An old friend with high-tech potential

Activated carbon, used in various forms for thousands of years, could get a boost for emerging technologies, thanks to a better understanding of its unique electronic and chemical properties.

Yury Volfkovich and colleagues from the Frumkin Institute of Physical Chemistry and Electrochemistry in Moscow, part of the Russian Academy of Sciences, have been investigating possible electrode materials for supercapacitors and capacitive water purification. It turns out that activated carbon, beyond its many more common uses, is particularly well suited for both.

“Activated carbon has a large specific surface area and simultaneously high electronic conductivity,” explains Volfkovich. “For applications such as supercapacitors and capacitive deionization of water, both properties are needed, but high electronic conductivity is most important.”

Activated carbon is made by steaming charcoal or soaking it in a chemical then heating it to drive off all moisture.

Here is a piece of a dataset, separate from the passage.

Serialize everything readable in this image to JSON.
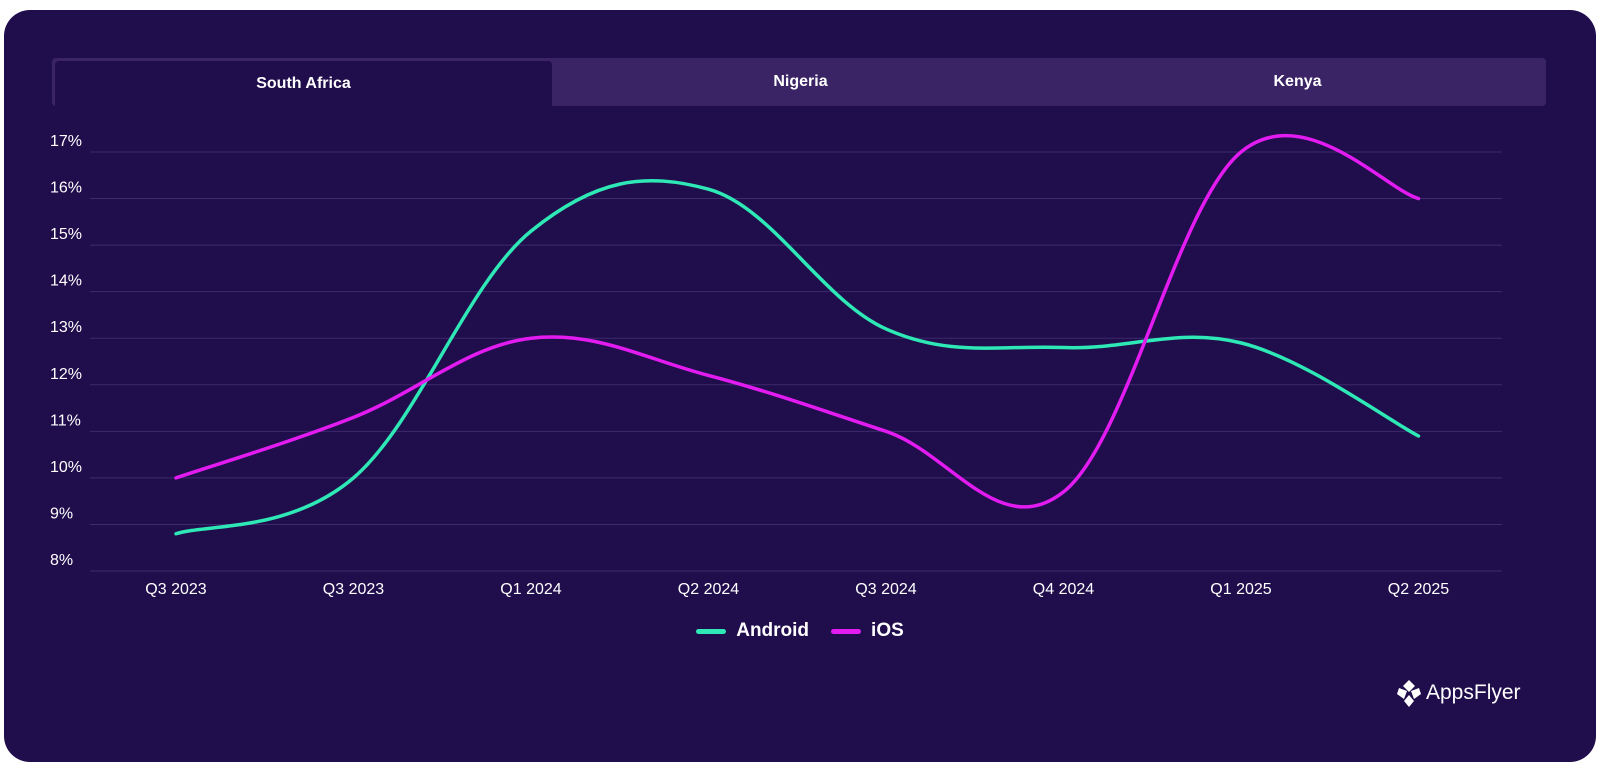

The result is a highly porous material with an exceptionally high surface area for its volume, up to 2,500 square metres per gram. This provides ample opportunity for molecules to adsorb on to carbon surfaces, giving the material its remarkable purification properties. Activated carbon also has the ability to develop and hold a large electric charge, which magnifies its performance in water purification and makes it useful as a high-capacity charge-storing capacitor.

Understanding exactly how these different electronic and chemical behaviours emerge and interact, however, has remained a challenge.

“We developed new methods to measure the surface conductivity and porosity that reveal not only the nanoporous structure of activated carbon, but also its hydrophobic-hydrophilic properties,” says Volfkovich. “This allowed us to study the electrochemical, ion-exchange, sorption, and hydrophilic-hydrophobic properties of several types of activated carbon electrodes.”

The measurements revealed that activated carbon is ‘superhydrophilic’, able to absorb a very large volume of water that is incorporated into molecular groups on the porous carbon surfaces. The researchers were also able to determine that the surface conductivity is provided by molecular surface groups in the pores.

“Even in pure water, activated carbon exhibits considerable ionic conductivity, which makes possible its use in the production of pure water by capacitive deionization,” says Volfkovich.

Armed with this knowledge, the team showed that charging activated carbon in sulfuric acid could increase the capacitance to more than 1,000 farads per gram. This has direct implications for supercapacitors, which store and release electrical charge near-instantaneously and are emerging as key technologies that could help ‘smooth’ the supply of electricity from solar panels into the grid.

“An important finding of our research is that surface groups in activated carbon affect the energy efficiency of supercapacitors,” Yury says.